Possibly one of the best kept secrets south of the English Channel, is the magical and unique Queille Festival. Every 2 years since 2003 I have made a little pilgrimage out to this corner of south-west France to cook for this extraordinary event. Along with a happy band of merry chefs, we arrive on the Wednesday and cook frantically till late on the sunday night. The music of course is the main reason why people go, and that I am sad to say I have not seen or indeed heard much of, our focus is of course the food and feeding the festival goers and volunteers who make this weekend such a memorable event. Holed up in the medieval kitchen we have our own agenda and program as to what needs to be done. The number of mouths to feed escalates as the days pass by, peaking at around 200 to 230 over the weekend. It is feat of wonderful teamwork, vast amounts of organisation and lots of salad washing. It is hardly gourmet or Michelin star cuisine that we create, instead it is much more rustic, country and rural, in keeping with the festival, Chateau and the whole raison d’être as to why the festival started in the first place. I love it and adore the challenge it presents, with the constant shifting of menus and juggling what one can or can’t buy locally, it is several days of very large, moveable, happy feasts.

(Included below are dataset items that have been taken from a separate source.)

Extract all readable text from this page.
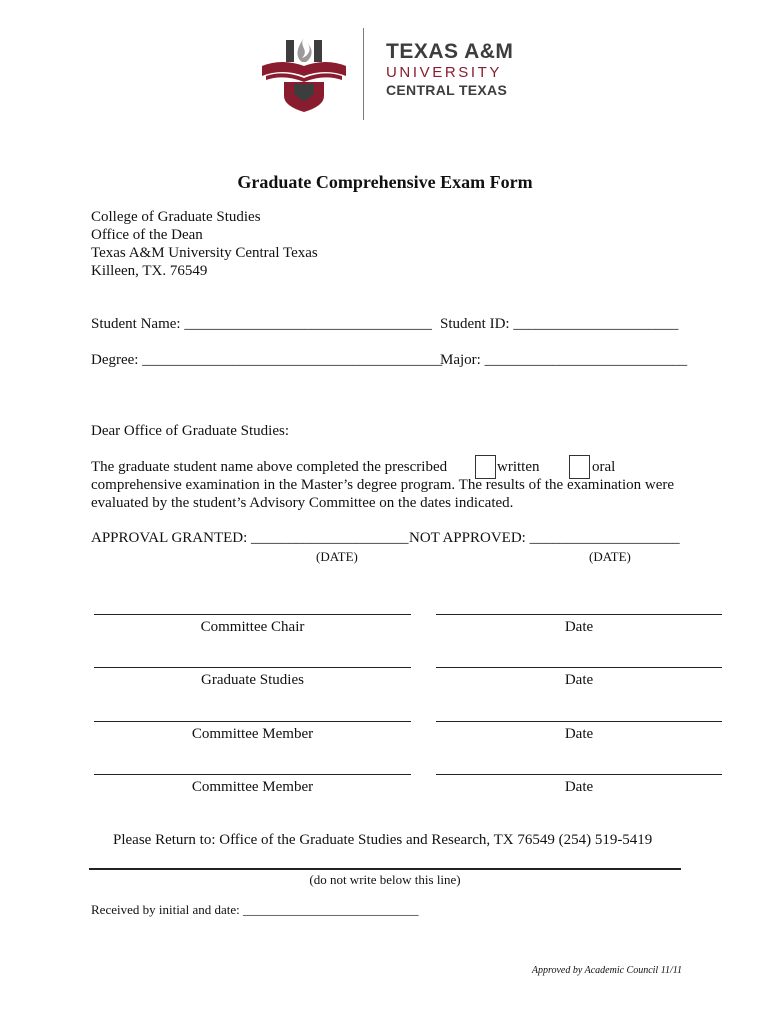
TEXAS A&M
UNIVERSITY
CENTRAL TEXAS
Graduate Comprehensive Exam Form
College of Graduate Studies
Office of the Dean
Texas A&M University Central Texas
Killeen, TX. 76549
Student Name: _________________________________ Student ID: ______________________
Degree: ________________________________________
Major: ___________________________
Dear Office of Graduate Studies:
The graduate student name above completed the prescribed	written	oral
comprehensive examination in the Master’s degree program. The results of the examination were
evaluated by the student’s Advisory Committee on the dates indicated.
APPROVAL GRANTED: _____________________ NOT APPROVED: ____________________
(DATE)	(DATE)
Committee Chair	Date
Graduate Studies	Date
Committee Member	Date
Committee Member	Date
Please Return to: Office of the Graduate Studies and Research, TX 76549 (254) 519-5419
(do not write below this line)
Received by initial and date: ___________________________
Approved by Academic Council 11/11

Take this year for example. Sunday night which is traditionally a sit down dinner in the famous ‘Big Top’ had a menu looking something like this: ‘Gazpacho with white balsamic condiment and basil oil’, ‘Slow braised beef with five spice, star anise and dates’, ‘Nectarine and polenta cake’. All sounds pretty sensible stuff, apart from on arrival in France we were greeted by grey clouds, temperatures of around 8c and lots of chilly lashing rain! Uuumm, not quite what I had in mind when I sold the trip to my happy team, of what hoped to be ‘bikini clad’ cooks!! Obviously I’m joking and honestly most of our work is conducted inside, but for the troops outside aspects of the menu had to change, nothing worse than eating refreshing ‘Gazpacho’ on a cold and wet Summers evening!
Mutterings of ‘Hocus Pocus’ and ‘Abracadabra’ could be heard form the kitchen, lots of stirring of the cauldron, and the much more appropriate ‘Roasted red pepper and tomato soup with harrisa yoghurt and rocket oil’ was magiced into being! So as has happened before and I am sure will happen again, a little shifting of the boundaries, playing around with the ingredients resulted in a much happier ending. The same can be said for the pudding. We already had the ‘heads up’ that nectarines would be in bountiful supply, so it made perfect sense to incorporate them into a pudding. I had envisaged a polenta and almond based cake but had no ‘tried or tested’ recipe at my fingertips. A google search revealed a straight forward one that worked like a dream on the day, and allegedly improved with time. I can’t vouch for that, as I was not around long enough for leftovers, but the pudding on the day smelt and tasted divine. Scents of sweet sun ripened nectarines and rich vanilla wafted out of the kitchen on the breeze of what turned out to be the only sunny day. It was heavenly, the pudding and the day! Come rain or shine this is a lovely summer cake, either for tea or for pudding, particularly with lashings of nutmeg creme fraiche. As for the Queille Festival, words alone can do no justice, you will just have to go and experience it yourself, 2015 is the next one!
Nectarine, Polenta and Almond Cake – taken from http://recipes.coles.com.au/recipes/2546/nectarine-polenta-cake/
15ogms of butter at room temperature
3/4 cup of caster sugar
2tsp vanilla essence
1 cup of polenta
100g of ground almonds
1 tsp of baking powder
200g Plain yogurt
3 0r 4 nectarines
2 tablespoons of apricot jam for the glaze
1. Pre-heat oven to 180c. Grease a 20cm square cake tin and line base with baking paper.
2. Using electric beaters or a magimix beat the butter with the sugar and vanilla until pale and creamy. Add the eggs, one at a time, fold in the polenta, baking powder and yogurt.
3. Spoon into prepared tin and smooth the surface. Cut each nectarine into 8 wedges, lay overlapping on top of the cake batter. Bake for 45 – 55 minutes until risen, golden brown and just firm when touched in the centre.
4. Leave to cool on a wire rack and glaze with a pastry brush and apricot jam glaze. (2 tablespoons of apricot jam with 1 tablespoon of water heated up till the melts into the water).